In recent years, two new patterns of demand have been evident in the gold market. In 2008 it was estimated that the major global gold demand from the Middle East and East Asia regions came together with the Indian subcontinent.

The number was 70% for India, followed by 55% from the USA, China, Turkey and Italy. It was speculated that this sudden surge in demand is attributed to gold in the current global economic condition.

Of the total demand for gold jewelry accounts for about two thirds of demand. It was estimated that in 2008, production of jewelry accounted for about 61 billion U.S. dollars. Research shows that the U.S., than the biggest gold market in the world, while India is the largest consumer. The reason for this type of consumption of gold in India is the importance of gold in the Indian culture and religion.

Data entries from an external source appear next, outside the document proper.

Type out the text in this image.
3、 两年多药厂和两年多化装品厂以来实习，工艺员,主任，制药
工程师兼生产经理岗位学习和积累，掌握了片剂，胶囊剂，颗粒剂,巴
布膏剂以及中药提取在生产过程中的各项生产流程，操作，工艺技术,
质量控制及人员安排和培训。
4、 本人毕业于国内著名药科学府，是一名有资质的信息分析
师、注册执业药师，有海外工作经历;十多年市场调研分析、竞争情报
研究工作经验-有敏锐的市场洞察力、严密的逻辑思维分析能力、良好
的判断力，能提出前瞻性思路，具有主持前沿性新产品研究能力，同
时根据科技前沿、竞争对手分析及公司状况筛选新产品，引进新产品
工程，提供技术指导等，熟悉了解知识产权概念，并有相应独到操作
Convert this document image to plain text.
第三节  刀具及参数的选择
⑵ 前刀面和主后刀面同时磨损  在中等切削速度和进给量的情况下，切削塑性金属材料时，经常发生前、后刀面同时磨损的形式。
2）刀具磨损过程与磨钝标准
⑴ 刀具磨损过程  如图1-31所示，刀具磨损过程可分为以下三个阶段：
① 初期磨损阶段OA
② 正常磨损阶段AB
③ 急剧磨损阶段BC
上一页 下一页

The investment industry, which expanded the most part over the years, consists mainly of gold. The conversion of gold into a financial product is something that is quite an extent, responsible for the growing demand of gold. This trend of investment in gold was the most obvious and often in the past five years. Investment in gold is approximately 412% increase in demand for gold in these years.

It is because the value of gold in the financial system, for the fact that it is a magnet for investors, was both individually and through the organization accounts. Similar to stocks, people often buy gold, then wait for the price upward, so they sell it, and turn a profit. The main cause of this increase in prices is because the supply of gold short life of the demand.

Gold is the commodity, the value is not lost, no matter what the circumstances and is considered a solid investment, resulting in a hedge in a crunch. A United Nations report states that more than 10% of the world population of people who are over retirement age is included. People in such situations can buy all their savings and gold, so they some means for their investments lose all their value.

The characteristic of gold that financial as the most reliable product and the most stable it is the perfect solution to the instability and uncertainty of the economy. Gold is also the perfect hedge against exchange rate fluctuations. With the volatility of exchange rates of gold is always a preference for investments. Not only the currency that is to fluctuations, but the credit risk is also a great accompanied by the risk associated with the equity markets. People who made huge investments in stocks had huge losses when the markets crashed around the world. All these factors tend to service the increased demand from worldwide gold account as far as investment is concerned. This has increased the demand and prices of gold to a record level.